I have a postfix service configured on a linux server to successfully send/receive email, with SPF/DKIM/DMARC all working, however I don't want email kept on the server. Instead I would like email addressed to any local account (e.g. root@domain.com, daemon@domain.com) whether it is generated locally by something like cron, or whether it is received externally (e.g. by someone replying to a locally generated email from a system account), to be routed to one or more external addresses - someuser1@gmail.com, someuser2@gmail.com. This is complicated by not wanting a catchall - I have to continue to reject mail received for invalid local addresses (e.g. sales@domain.com).
regexp alias_maps of /.+/ and luser_relay don't achieve the outcome, as they forward on emails addressed to non-existent accounts.

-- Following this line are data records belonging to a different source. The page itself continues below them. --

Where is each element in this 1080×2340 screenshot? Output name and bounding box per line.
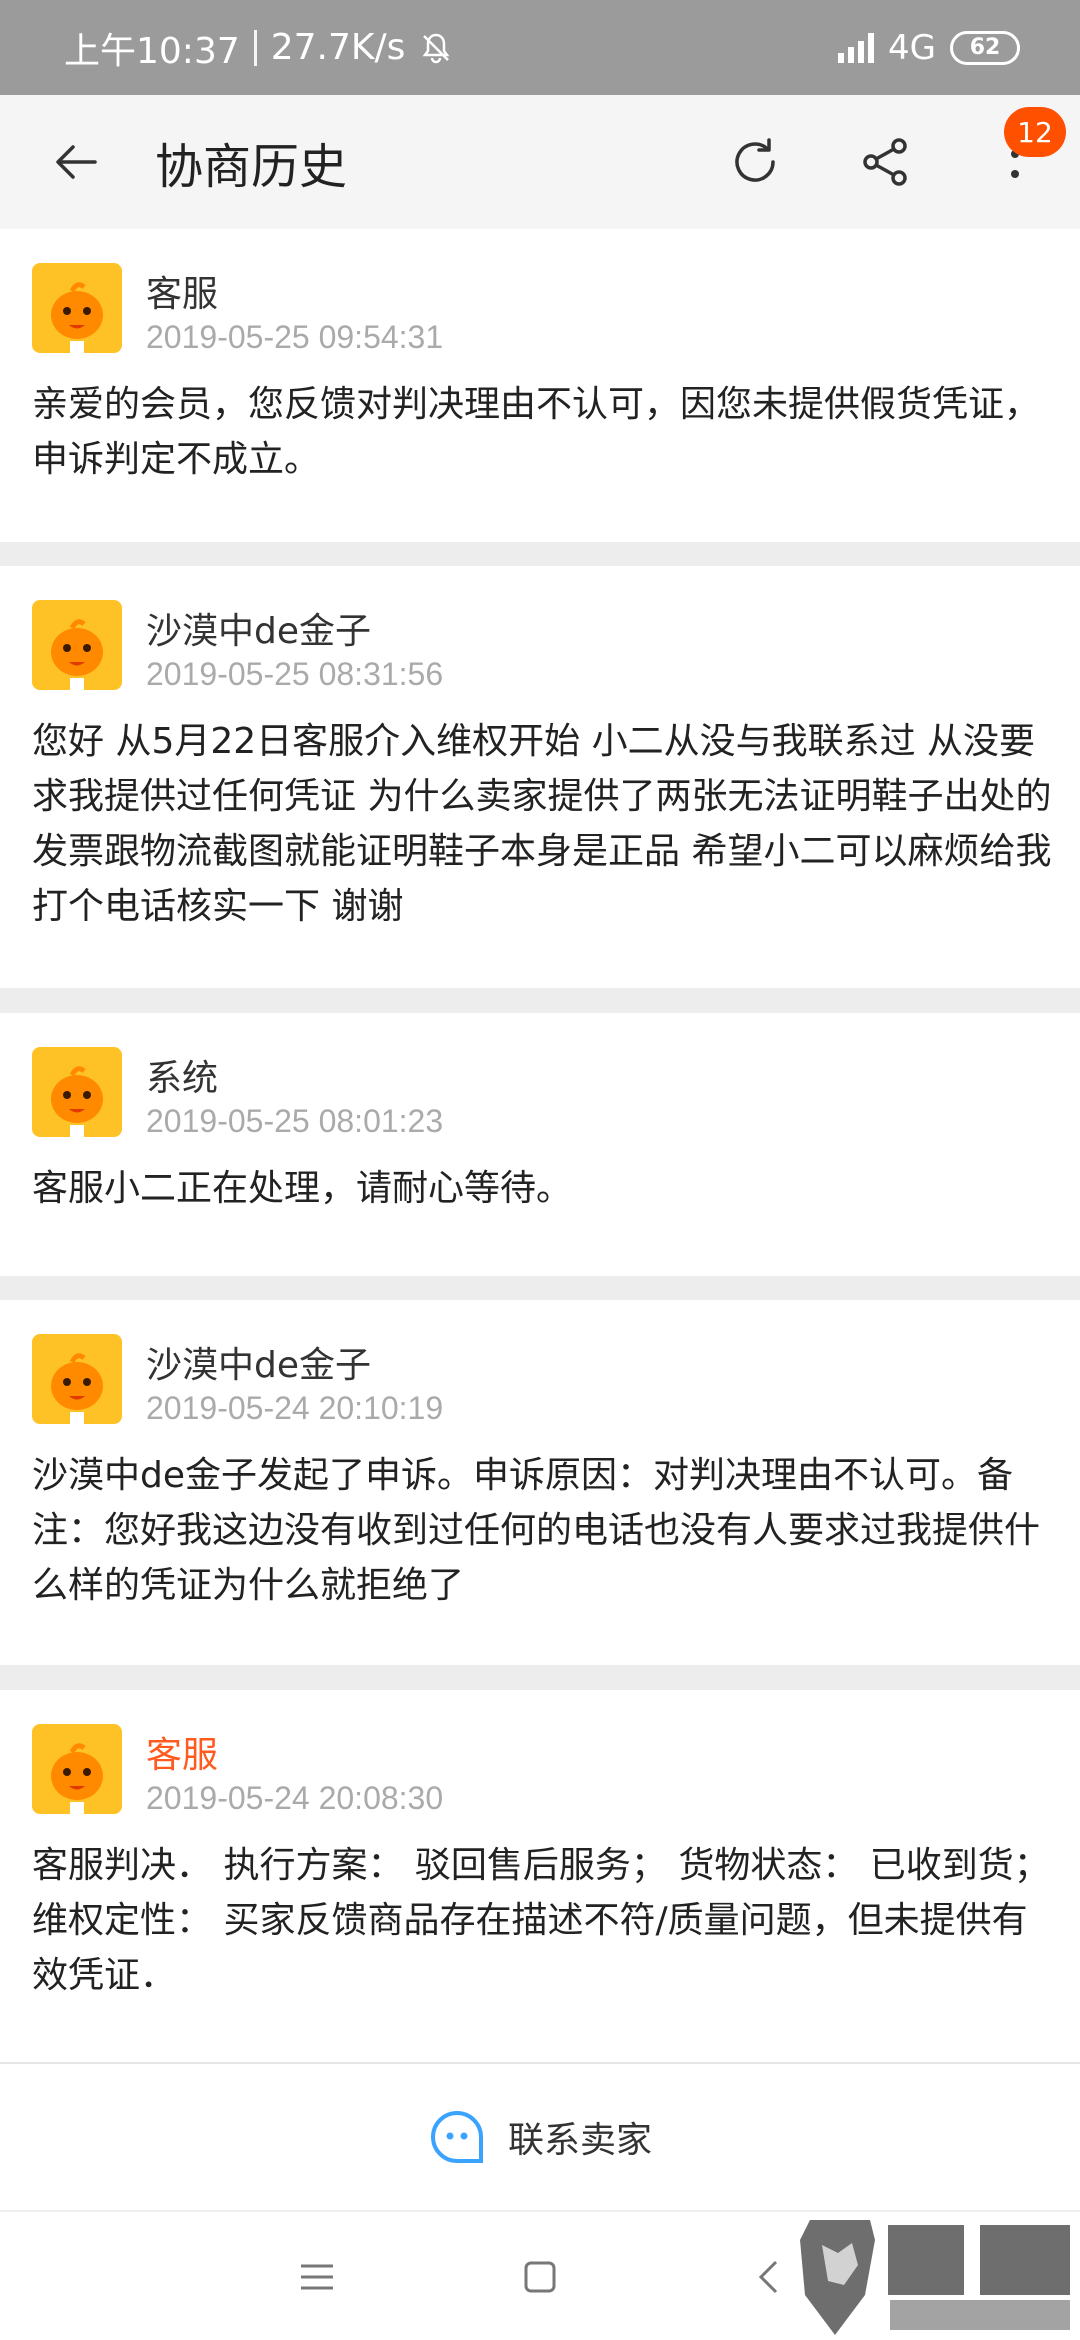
back-arrow-icon: [56, 145, 97, 179]
message-text: 客服判决． 执行方案： 驳回售后服务； 货物状态： 已收到货； 维权定性： 买家…: [32, 1845, 1050, 1996]
message-card: 客服 2019-05-25 09:54:31 亲爱的会员，您反馈对判决理由不认可…: [0, 229, 1080, 542]
share-icon: [863, 138, 907, 186]
refresh-button[interactable]: [690, 95, 820, 229]
avatar: [32, 1724, 122, 1814]
mute-bell-icon: [422, 33, 450, 63]
status-bar: 上午10:37 27.7K/s 4G 62: [0, 0, 1080, 95]
message-text: 客服小二正在处理，请耐心等待。: [32, 1168, 573, 1209]
network-type: 4G: [888, 27, 936, 68]
message-card: 沙漠中de金子 2019-05-24 20:10:19 沙漠中de金子发起了申诉…: [0, 1300, 1080, 1665]
message-card: 系统 2019-05-25 08:01:23 客服小二正在处理，请耐心等待。: [0, 1013, 1080, 1276]
sender-name: 客服: [146, 1735, 219, 1776]
message-text: 沙漠中de金子发起了申诉。申诉原因：对判决理由不认可。备注：您好我这边没有收到过…: [32, 1455, 1041, 1606]
app-bar: 协商历史 12: [0, 95, 1080, 229]
sender-name: 沙漠中de金子: [146, 1345, 372, 1386]
sender-name: 系统: [146, 1058, 219, 1099]
signal-icon: [838, 32, 875, 63]
message-time: 2019-05-25 08:31:56: [146, 656, 444, 692]
avatar: [32, 1047, 122, 1137]
back-chevron-icon: [758, 2260, 778, 2294]
message-text: 您好 从5月22日客服介入维权开始 小二从没与我联系过 从没要求我提供过任何凭证…: [32, 721, 1052, 927]
more-button[interactable]: 12: [950, 95, 1080, 229]
message-card: 客服 2019-05-24 20:08:30 客服判决． 执行方案： 驳回售后服…: [0, 1690, 1080, 2062]
avatar: [32, 600, 122, 690]
avatar: [32, 263, 122, 353]
message-time: 2019-05-24 20:10:19: [146, 1390, 444, 1426]
chat-bubble-icon: [431, 2110, 483, 2163]
message-time: 2019-05-25 09:54:31: [146, 319, 444, 355]
sender-name: 客服: [146, 274, 219, 315]
home-square-icon: [524, 2261, 556, 2293]
message-text: 亲爱的会员，您反馈对判决理由不认可，因您未提供假货凭证，申诉判定不成立。: [32, 384, 1041, 480]
share-button[interactable]: [820, 95, 950, 229]
home-nav-button[interactable]: [505, 2242, 575, 2312]
status-separator: [253, 29, 257, 66]
contact-seller-button[interactable]: 联系卖家: [0, 2062, 1080, 2210]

I still need to verify local_recipient_maps via proxy:unix:passwd.byname to determine it is a local account and bounce if it is not, but at that point, I'm struggling to figure out how to tell postfix to just send to a fixed external address. I suspect the answer lies in master.cf but haven't been able to find a way to do it. Any help/advice appreciated.
Update #1
I currently have it doing what I need by replacing the "local" entry in /etc/postfix/master.cf with the following:
local unix - n n - - pipe
flags=R user=nobody argv=/usr/sbin/sendmail externaluser@someserver.com
however this feels like an inelegant hack as it leaves and then re-enters the mail system. I know using "nobody" as the account is flawed, and if I stick with this I'll create a custom "owns no files" account for it, but I'm hoping there's a postfix expert out there with a more efficient solution.
Anything that requires maintaining a duplicate list of local users (e.g. maintaining a shadow of all accounts in /etc/passwd in the /etc/aliases file) isn't going to be acceptable as it duplicates data and requires an ongoing maintenance activity to resync the list whenever operating system accounts are added/deleted.